György Lukács nasceu em Budapeste, Hungria, em 1885. Doutorou-se em ciências jurídicas e depois em filosofia pela Universidade de Budapeste. No fim de 1918, aderiu ao Partido Comunista e, no ano seguinte, foi designado vice-comissário do povo para a Cultura e a Educação Popular.
Em 1933, mudou-se para Moscou, onde desenvolveu intensa atividade intelectual. Em 1945, retornou à Hungria e assumiu a cátedra de Estética e Filosofia da Cultura na Universidade de Budapeste. Morreu em sua cidade natal, em 1971, em plena atividade e empenhado na organização de uma ação internacional de intelectuais para a libertação de Angela Davis.
Foi um dos mais influentes filósofos marxistas do século XX. Seus estudos no campo marxiano estiveram relacionados à estética e aos princípios humanizadores da atividade artística e literária, além da elaboração de uma ética marxista.
Dele, a Boitempo publicou Prolegômenos para uma ontologia do ser social (2010), O romance histórico (2011), Lênin e Para uma ontologia do ser social I (2012), Para uma ontologia do ser social II (2013), Reboquismo e dialética (2015), Marx e Engels como historiadores da literatura (2016), O jovem Hegel e os problemas da sociedade capitalista (2018) e Essenciais são os livros não escritos (2020), Goethe e seu tempo (2021), Estética: a peculiaridade do estético – Volume 1 (2023) e agora Ensaios sobre Fausto (2024).
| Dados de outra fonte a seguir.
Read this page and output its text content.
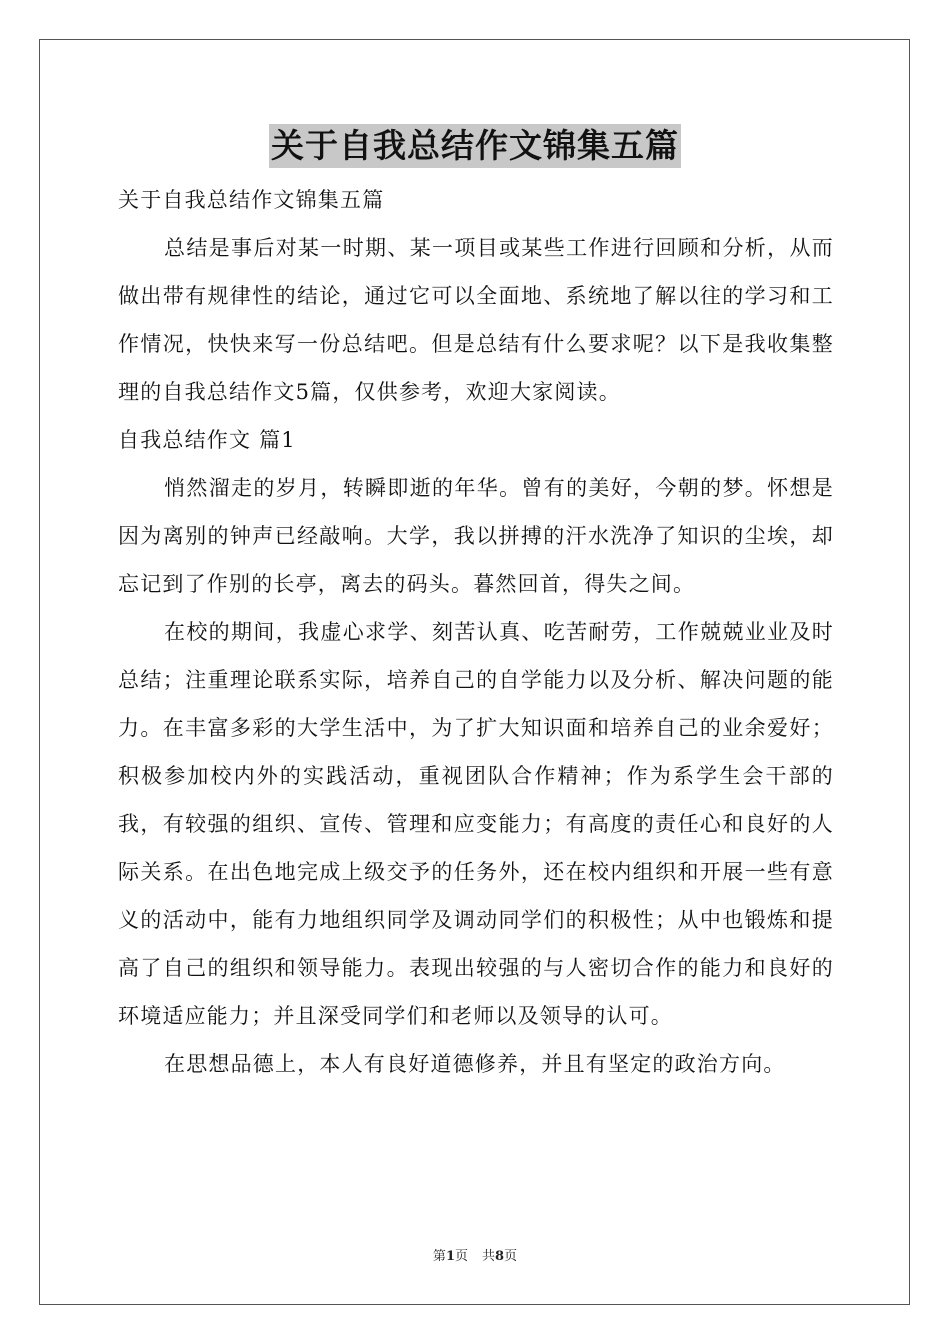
关于自我总结作文锦集五篇

关于自我总结作文锦集五篇

总结是事后对某一时期、某一项目或某些工作进行回顾和分析，从而做出带有规律性的结论，通过它可以全面地、系统地了解以往的学习和工作情况，快快来写一份总结吧。但是总结有什么要求呢？以下是我收集整理的自我总结作文5篇，仅供参考，欢迎大家阅读。

自我总结作文 篇1

悄然溜走的岁月，转瞬即逝的年华。曾有的美好，今朝的梦。怀想是因为离别的钟声已经敲响。大学，我以拼搏的汗水洗净了知识的尘埃，却忘记到了作别的长亭，离去的码头。暮然回首，得失之间。

在校的期间，我虚心求学、刻苦认真、吃苦耐劳，工作兢兢业业及时总结；注重理论联系实际，培养自己的自学能力以及分析、解决问题的能力。在丰富多彩的大学生活中，为了扩大知识面和培养自己的业余爱好；积极参加校内外的实践活动，重视团队合作精神；作为系学生会干部的我，有较强的组织、宣传、管理和应变能力；有高度的责任心和良好的人际关系。在出色地完成上级交予的任务外，还在校内组织和开展一些有意义的活动中，能有力地组织同学及调动同学们的积极性；从中也锻炼和提高了自己的组织和领导能力。表现出较强的与人密切合作的能力和良好的环境适应能力；并且深受同学们和老师以及领导的认可。

在思想品德上，本人有良好道德修养，并且有坚定的政治方向。

第1页 共8页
“Com ímpeto polêmico, Lukács buscou ‘resgatar’ Goethe das habituais leituras nacionalistas e irracionalistas que glorificavam ‘de modo reacionário’ o grande poeta alemão.”
JORGE DE ALMEIDA


Lukács, Goethe e o fado da humanidade
Seduzido por Mefistófeles, o “espírito que nega sempre tudo”, Fausto oscila entre a reflexão e a ação, tornando-se um modelo da nova dialética entre indivíduo e sociedade e incorporando as contradições do intelectual burguês diante de um mundo em violenta transformação. Assim como na obra de Hegel, os movimentos concretos da sociedade adquirem representação “espiritual” nos desdobramentos desse embate. Ao expor o destino trágico de um homem particular, “o conteúdo do poema constitui o fado da humanidade inteira”.
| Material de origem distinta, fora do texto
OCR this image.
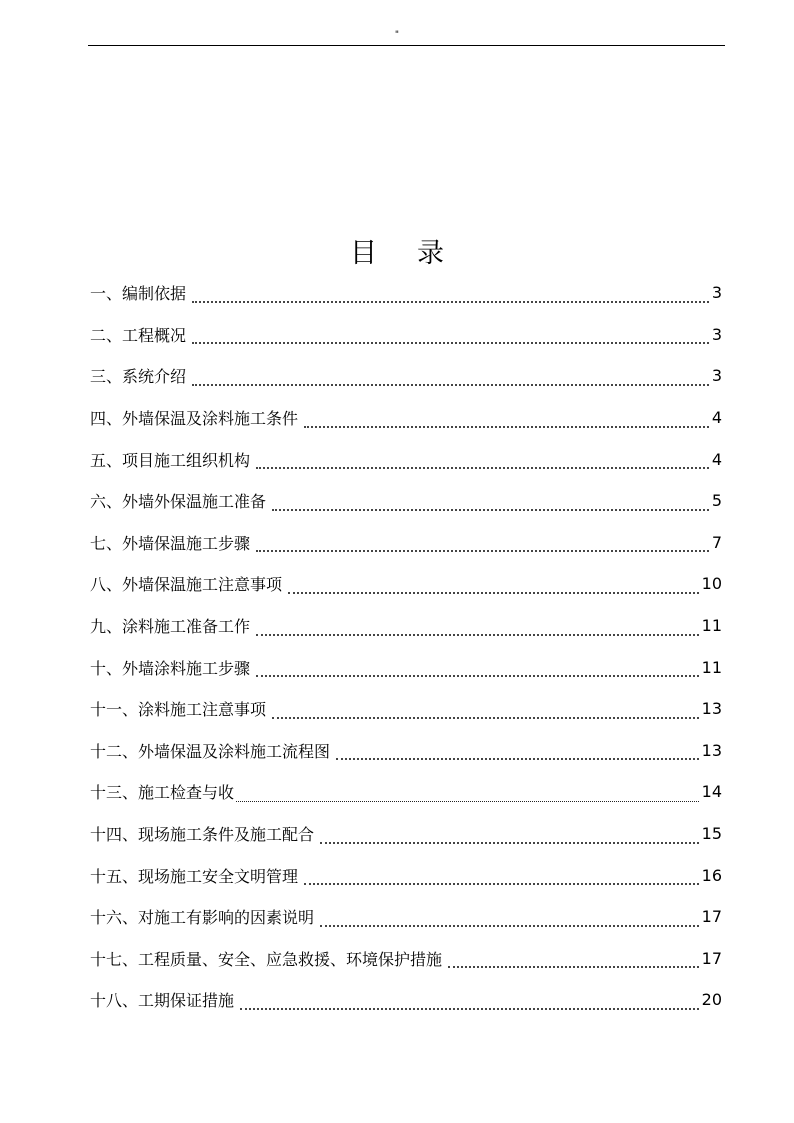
"
目录
一、编制依据	3
二、工程概况	3
三、系统介绍	3
四、外墙保温及涂料施工条件	4
五、项目施工组织机构	4
六、外墙外保温施工准备	5
七、外墙保温施工步骤	7
八、外墙保温施工注意事项	10
九、涂料施工准备工作	11
十、外墙涂料施工步骤	11
十一、涂料施工注意事项	13
十二、外墙保温及涂料施工流程图	13
十三、施工检查与收	14
十四、现场施工条件及施工配合	15
十五、现场施工安全文明管理	16
十六、对施工有影响的因素说明	17
十七、工程质量、安全、应急救援、环境保护措施	17
十八、工期保证措施	20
O entusiasmo ambíguo de Goethe com a revolução leva o poeta a perceber, segundo Lukács, “que a contradição é o centro da vida e do conhecimento”. Os dilemas de Fausto demonstram que o “caráter diabólico do progresso”, sob a forma capitalista, gera ao mesmo tempo as condições para “o genuíno campo da práxis humana”. Essa ideia, que antecipa Marx, é exposta nos três apêndices incluídos em Estudos sobre Fausto: “Marx e Goethe”, “O nosso Goethe” e “Goethe e a dialética”. Ao recuperar o conteúdo histórico e político das tragédias de Goethe, Lukács mostra que, embora “as contradições complexas sejam objetivamente insolúveis”, as grandes obras literárias ainda podem iluminar os caminhos da necessária esperança.
Jorge de Almeida
Professor do Departamento de Teoria Literária e Literatura Comparada da USP.
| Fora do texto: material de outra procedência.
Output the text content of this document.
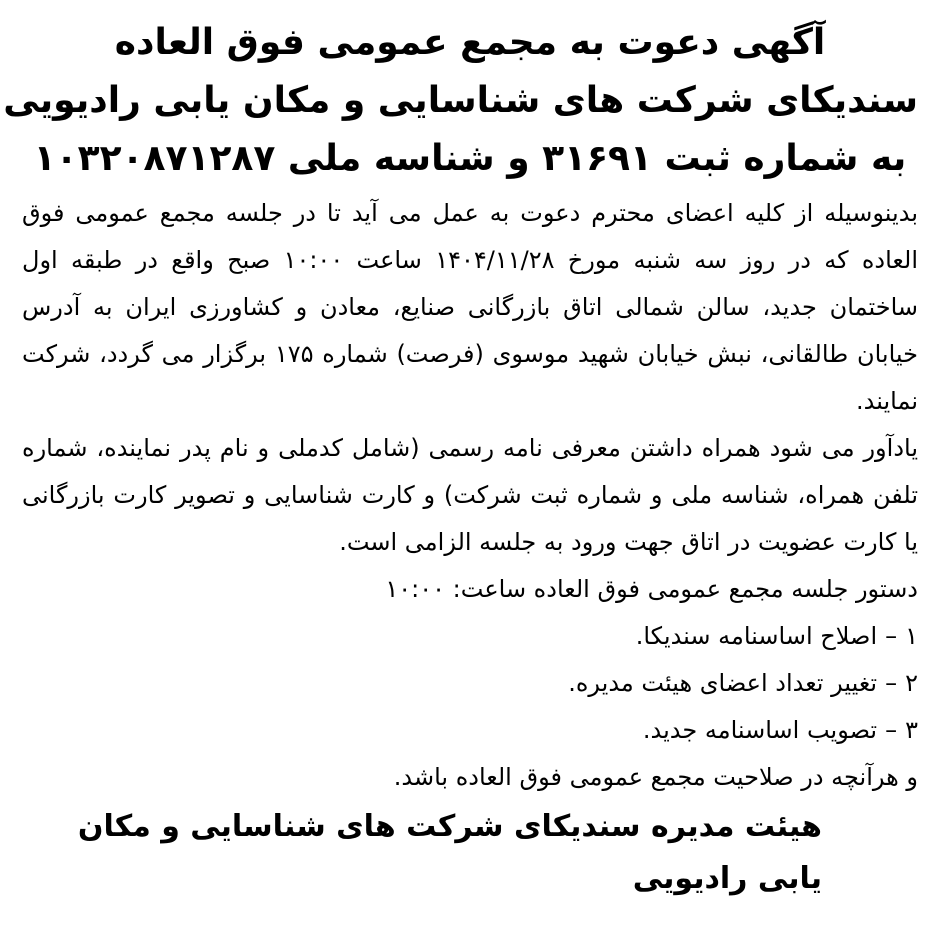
آگهی دعوت به مجمع عمومی فوق العاده
سندیکای شرکت های شناسایی و مکان یابی رادیویی
به شماره ثبت ۳۱۶۹۱ و شناسه ملی ۱۰۳۲۰۸۷۱۲۸۷

بدینوسیله از کلیه اعضای محترم دعوت به عمل می آید تا در جلسه مجمع عمومی فوق العاده که در روز سه شنبه مورخ ۱۴۰۴/۱۱/۲۸ ساعت ۱۰:۰۰ صبح واقع در طبقه اول ساختمان جدید، سالن شمالی اتاق بازرگانی صنایع، معادن و کشاورزی ایران به آدرس خیابان طالقانی، نبش خیابان شهید موسوی (فرصت) شماره ۱۷۵ برگزار می گردد، شرکت نمایند.

یادآور می شود همراه داشتن معرفی نامه رسمی (شامل کدملی و نام پدر نماینده، شماره تلفن همراه، شناسه ملی و شماره ثبت شرکت) و کارت شناسایی و تصویر کارت بازرگانی یا کارت عضویت در اتاق جهت ورود به جلسه الزامی است.

دستور جلسه مجمع عمومی فوق العاده ساعت: ۱۰:۰۰

۱–اصلاح اساسنامه سندیکا.
۲–تغییر تعداد اعضای هیئت مدیره.
۳–تصویب اساسنامه جدید.

و هرآنچه در صلاحیت مجمع عمومی فوق العاده باشد.

هیئت مدیره سندیکای شرکت های شناسایی و مکان یابی رادیویی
“Até o fim de sua vida, Lukács considerou o resgate crítico do passado literário burguês uma tarefa ética irrenunciável, em sua busca ascética por valores humanistas fundamentais e essenciais. A publicação dos Estudos sobre Fausto traz à luz um dos momentos mais luminosos de sua trajetória crítico-filosófica.“
LUIZ MONTEZ
na apresentação de Estudos sobre Fausto


Estudos sobre Fausto
Púchkin chama Fausto de Ilíada da vida moderna. É uma expressão excelente, que, para ser corretamente concretizada, carece apenas da ênfase na palavra “moderna”. Porque na vida da atualidade não é mais possível fazer como na Antiguidade, a saber, desenvolver diretamente a partir do homem todas as determinações do pensamento e da configuração poética.
A profundidade intelectual, a totalidade das categorias sócio-humanas e a perfeição artística não são mais unidas por meio da evidência ingênua, mas encontram-se em disputa acirrada entre si. A unificação goethiana dessas tendências conflitantes fez surgir uma obra única na acepção mais verdadeira do termo. O próprio Goethe a chama de “produção incomensurável”. O que se faz é configurar o destino de um homem em particular e, não obstante, o conteúdo do poema constitui o fado da humanidade inteira.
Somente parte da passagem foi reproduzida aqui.